Speaking of the effects, it's pretty much needless to say that they are absolutely outstanding. One planet's frozen and clouds make for a surreal, dream-like visual. It looks like a mirrored image of a snowy, mountainous landscape.

Furthermore, When the characters arrived on the ocean planet and mistook the waves for mountains, it was clear to see why. When the camera tilted upwards to show the sheer size of the waves, it elicited a few gasps from the audience. Therefore, I can recommend from experience that you see this movie in Imax.

With that being said, I still had a few minor issues with the film.

There is a LOT of scientific jargon in this movie that initially went over my head. At one point, Cooper takes out a whiteboard on the ship to explain how gravity and time work. In a way, it felt like a science lesson, and I couldn't help but feel that it could have been explained easier. In addition, I had a couple of small issues with the ending.

Overall, I enjoyed the ending considerably. The idea that fifth dimensional human beings that can control space and time share the same love and care for humanity that ordinary humans do really says something about love transcending time, space and evolution itself. The fact that such an evolved race could care enough about humanity to save it proves that love is a separate entity, completely distant from space, time and nature.

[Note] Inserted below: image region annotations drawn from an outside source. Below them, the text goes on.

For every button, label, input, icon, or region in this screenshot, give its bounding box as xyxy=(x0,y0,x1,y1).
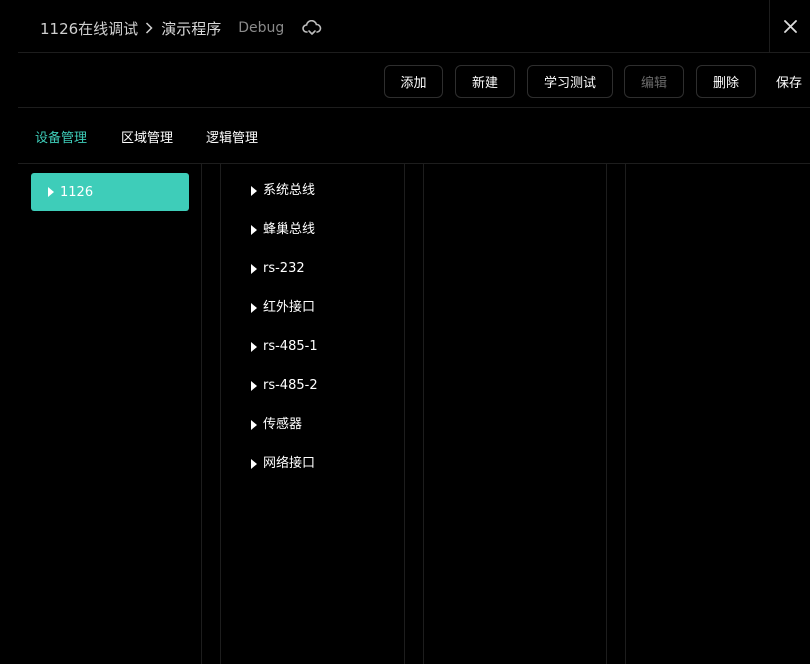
column-divider xyxy=(404,164,405,664)
interface-tree: 系统总线 蜂巢总线 rs-232 红外接口 rs-485-1 rs-485-2 … xyxy=(251,178,318,490)
tree-item-label: 红外接口 xyxy=(263,300,316,315)
toolbar: 添加 新建 学习测试 编辑 删除 保存 xyxy=(18,54,810,108)
column-divider xyxy=(606,164,607,664)
window-edge xyxy=(0,0,18,664)
tree-item-label: rs-232 xyxy=(263,261,305,276)
caret-right-icon xyxy=(48,187,54,197)
tree-item-label: rs-485-1 xyxy=(263,339,318,354)
breadcrumb-project[interactable]: 1126在线调试 xyxy=(40,18,138,39)
tree-item-label: 系统总线 xyxy=(263,183,316,198)
chevron-right-icon xyxy=(145,22,153,34)
column-divider xyxy=(625,164,626,664)
tree-item-label: rs-485-2 xyxy=(263,378,318,393)
tree-item-rs-485-1[interactable]: rs-485-1 xyxy=(251,334,318,373)
column-divider xyxy=(220,164,221,664)
close-button[interactable] xyxy=(769,0,810,53)
tree-item-rs-485-2[interactable]: rs-485-2 xyxy=(251,373,318,412)
tree-item-label: 传感器 xyxy=(263,417,303,432)
close-icon xyxy=(783,20,797,33)
caret-right-icon xyxy=(251,225,257,235)
add-button[interactable]: 添加 xyxy=(384,65,443,98)
title-bar: 1126在线调试 演示程序 Debug xyxy=(18,0,810,53)
edit-button[interactable]: 编辑 xyxy=(624,65,684,98)
tree-item-system-bus[interactable]: 系统总线 xyxy=(251,178,318,217)
tree-item-label: 网络接口 xyxy=(263,456,316,471)
caret-right-icon xyxy=(251,342,257,352)
caret-right-icon xyxy=(251,264,257,274)
column-divider xyxy=(423,164,424,664)
device-item-label: 1126 xyxy=(60,184,94,200)
delete-button[interactable]: 删除 xyxy=(696,65,756,98)
tree-item-sensor[interactable]: 传感器 xyxy=(251,412,318,451)
breadcrumb: 1126在线调试 演示程序 Debug xyxy=(40,17,322,39)
caret-right-icon xyxy=(251,459,257,469)
tree-item-hive-bus[interactable]: 蜂巢总线 xyxy=(251,217,318,256)
caret-right-icon xyxy=(251,381,257,391)
tree-item-network[interactable]: 网络接口 xyxy=(251,451,318,490)
caret-right-icon xyxy=(251,420,257,430)
tab-logic-management[interactable]: 逻辑管理 xyxy=(206,127,258,146)
tab-device-management[interactable]: 设备管理 xyxy=(35,127,87,146)
breadcrumb-program: 演示程序 xyxy=(161,19,222,38)
tree-item-infrared[interactable]: 红外接口 xyxy=(251,295,318,334)
new-button[interactable]: 新建 xyxy=(455,65,515,98)
caret-right-icon xyxy=(251,303,257,313)
column-divider xyxy=(201,164,202,664)
tree-item-rs-232[interactable]: rs-232 xyxy=(251,256,318,295)
device-item-1126[interactable]: 1126 xyxy=(31,173,189,211)
caret-right-icon xyxy=(251,186,257,196)
save-button[interactable]: 保存 xyxy=(776,65,802,98)
debug-window: 1126在线调试 演示程序 Debug 添加 新建 学习测试 编辑 删除 保存 xyxy=(0,0,810,664)
tab-area-management[interactable]: 区域管理 xyxy=(121,127,173,146)
learn-test-button[interactable]: 学习测试 xyxy=(527,65,613,98)
tree-item-label: 蜂巢总线 xyxy=(263,222,316,237)
tab-bar: 设备管理 区域管理 逻辑管理 xyxy=(18,109,810,164)
debug-mode-label: Debug xyxy=(238,20,285,36)
cloud-sync-icon[interactable] xyxy=(302,20,322,36)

However, despite how ambitious this ending was, it still led itself to a couple of cliches. The idea that Cooper was guiding himself to join the mission, while surprising, has been done before in other time traveling stories. The "stable time loop" trope is nothing really new, so it was a little disappointing to see it in such an ambitious movie.

Additionally, before the movie even came out, I had a feeling that when Cooper returned to Earth (or what was left of it), his daughter would be an elderly woman on her deathbed. Sure enough, that's exactly what happened. Still though, I'm not sure if I just found this predictable because I just guessed it well. I'm still not sure whether to view it as an emotionally satisfying ending or a manipulative and predictable one.

These faults, however, are not necessarily the screenwriters' faults. No matter how ambitious your screenplay is, there will always be at least one familiar story element.

Despite these small drawbacks, the film is an experience that must be seen. With amazing set pieces, incredible visuals, top-notch performances, and an engaging story, Interstellar is one movie you will not want to miss, especially in Imax.